Muhsin Başkan: Baki
Kalan Kubbede...
Veysi ERKEN Dr.
“İnsan ölür kalır
eseri”
demiş atalarımız.
Bu
dünyadan hicret edip nisyana uğramayanların sayısı az.
Firavunlar
ve nemrutlar zulümleriyle, peygamberler ve varisleri de iyilikleri, tebliğleri,
usvelikleri ve irşatlarıyla unutulmaz, nisyana uğramaz.
Asırlarca
anılırlar bıraktıklarıyla.
Önemli
olan iyi eser bırakmak ve güzel anılmak.
İşte
hayatıyla güzel eser bırakan bir dost. O, zikre dalmış her şey diyordu. Kendisi
de bu zakirlerden biriydi.
“Zikre dalmış her
şey” diyen
bir dostun, tanıdığın, gönüldaşın ardından yazmak zor. Ölümüyle gönülleri
birleştireni, büyük birliği gerçekleştireni anlatmak kolay değil. Hele hele
şehid bir cinayet sonucunda şehid olduğuna inandığım birinin hayatından
kesitleri kaleme almak hiç kolay değil.
Evet,
Muhsin Yazıcıoğlu şehittir inşallah.
“Ölüm güzel olmasaydı ölür müydü peygamber?” diyenlerdenim. O sonsuzluğun
sahibine, âlemlerin rabbine kavuştu suikast neticesinde.
“Ölümüm dirimden daha
çok İslam’a hizmet edecektir” diyenlerin yolundaydı O.
“Selam gönülleri
birleşenler, selam uzaklarda dertleşenler” diyen şairin dediği gibi gidişiyle
gönülleri birleştirdi. Uzaklarda dertleşenleri kaynaştırdı.
Yazıcıoğlu’nu
herkesin yazdığı gibi dillendirmeyeceğim. Onu tanıklık ettiğim birkaç yönüyle
anlatmaya çalışacağım ki, tarihe not düşelim. Bilinmeyen yönlerini bilinir hale
getirelim.
Merhum
başkanla ortak hatıralarımızın hepsini yazmaya kalkışsam bir kitap olur. Tarihe
tanıklık babından yaşanmış sadece birkaç hadiseyi anlatıyım ki, merhum
anlaşılsın, model olarak sunulsun.
Yolumuzun
ilk kesişme zamanı ülküdaşım ve hemşerim Metin Olgaç’ın şahadeti münasebetiyle
oldu.
Metin
Olgaç, Yazıcıoğlu gibi “Mefkûremiz
göklerde dalgalanan bir sancak, Allahın huzurunda eğiliriz biz ancak” diyen beşerlerdendi. Metin Olgaç’ın zaafı
vardı ailesine karşı. Sözümü dinlemedi ve Batman’da ikamet eden ailesinin
yanına gitti.
Avdetinde Malabadi
köprüsünü geçemeden Diyarbakır ilinin Silvan ilçesinde kahpe bir saldırıya
hedef olarak şehid düştü.
İşte
Muhsin başkanla ilk mülaki oluşumumun nedeni ülküdaşımızın şehadetinden sonra
yapılacaklar içindi.
O
dönemde Muhsin Genel Başkandı Ülkü Ocaklarında. Ben ise Ülkü-Köy’ün Genel Sekreteri
idim.
Metin’in
şehadetinden sonra da birkaç kez görüştük. Dik duruşu yüzünden okunuyordu daima.
Aradan
yıllar geçti. İslami hassasiyetleri zayıf olan dostlarla yollarımız ayrıldı.

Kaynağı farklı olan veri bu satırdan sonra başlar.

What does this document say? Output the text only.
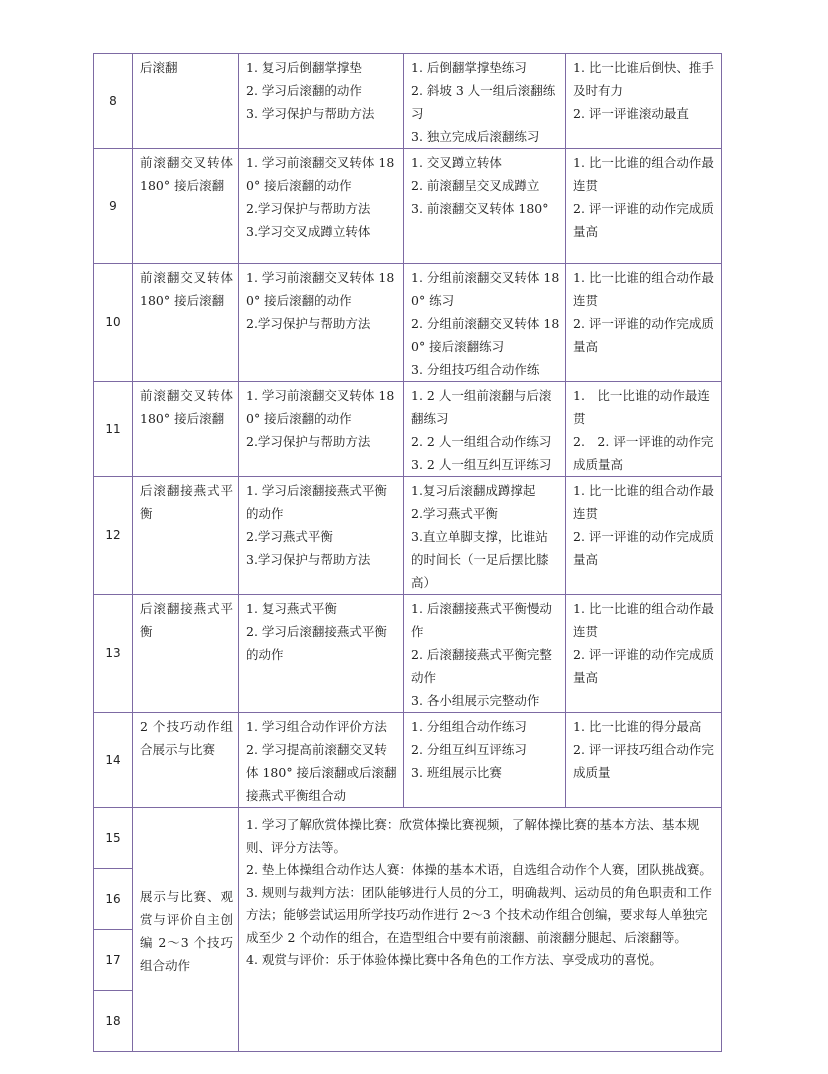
8	后滚翻	1. 复习后倒翻掌撑垫
2. 学习后滚翻的动作
3. 学习保护与帮助方法	1. 后倒翻掌撑垫练习
2. 斜坡 3 人一组后滚翻练习
3. 独立完成后滚翻练习	1. 比一比谁后倒快、推手及时有力
2. 评一评谁滚动最直

9	前滚翻交叉转体 180° 接后滚翻	1. 学习前滚翻交叉转体 180° 接后滚翻的动作
2.学习保护与帮助方法
3.学习交叉成蹲立转体	1. 交叉蹲立转体
2. 前滚翻呈交叉成蹲立
3. 前滚翻交叉转体 180°	1. 比一比谁的组合动作最连贯
2. 评一评谁的动作完成质量高

10	前滚翻交叉转体 180° 接后滚翻	1. 学习前滚翻交叉转体 180° 接后滚翻的动作
2.学习保护与帮助方法	1. 分组前滚翻交叉转体 180° 练习
2. 分组前滚翻交叉转体 180° 接后滚翻练习
3. 分组技巧组合动作练	1. 比一比谁的组合动作最连贯
2. 评一评谁的动作完成质量高

11	前滚翻交叉转体 180° 接后滚翻	1. 学习前滚翻交叉转体 180° 接后滚翻的动作
2.学习保护与帮助方法	1. 2 人一组前滚翻与后滚翻练习
2. 2 人一组组合动作练习
3. 2 人一组互纠互评练习	1.　比一比谁的动作最连贯
2.　2. 评一评谁的动作完成质量高

12	后滚翻接燕式平衡	1. 学习后滚翻接燕式平衡的动作
2.学习燕式平衡
3.学习保护与帮助方法	1.复习后滚翻成蹲撑起
2.学习燕式平衡
3.直立单脚支撑，比谁站的时间长（一足后摆比膝高）	1. 比一比谁的组合动作最连贯
2. 评一评谁的动作完成质量高

13	后滚翻接燕式平衡	1. 复习燕式平衡
2. 学习后滚翻接燕式平衡的动作	1. 后滚翻接燕式平衡慢动作
2. 后滚翻接燕式平衡完整动作
3. 各小组展示完整动作	1. 比一比谁的组合动作最连贯
2. 评一评谁的动作完成质量高

14	2 个技巧动作组合展示与比赛	1. 学习组合动作评价方法
2. 学习提高前滚翻交叉转体 180° 接后滚翻或后滚翻接燕式平衡组合动	1. 分组组合动作练习
2. 分组互纠互评练习
3. 班组展示比赛	1. 比一比谁的得分最高
2. 评一评技巧组合动作完成质量

15	展示与比赛、观赏与评价自主创编 2～3 个技巧组合动作	1. 学习了解欣赏体操比赛：欣赏体操比赛视频，了解体操比赛的基本方法、基本规则、评分方法等。
2. 垫上体操组合动作达人赛：体操的基本术语，自选组合动作个人赛，团队挑战赛。
3. 规则与裁判方法：团队能够进行人员的分工，明确裁判、运动员的角色职责和工作方法；能够尝试运用所学技巧动作进行 2～3 个技术动作组合创编，要求每人单独完成至少 2 个动作的组合，在造型组合中要有前滚翻、前滚翻分腿起、后滚翻等。
4. 观赏与评价：乐于体验体操比赛中各角色的工作方法、享受成功的喜悦。		

16				
17				
18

Ülkü Ocakları başkanı Muhsin medrese-i Yusufiye'de tedrisatını tamamlayıp dik
duruşundan bir şey kaybetmeden mezun oldu.
Yine
siyaset ve Allah’ın rızasına matuf hizmete devam.
Eski
dostlarla olmuyordu, devam edemedi o günün partisinde.
Seçildiği
partisinden ayrıldı. MİSK kokan milli,
İslami, sivil ve katılımcı bir hareketi başlattı arkadaşlarıyla.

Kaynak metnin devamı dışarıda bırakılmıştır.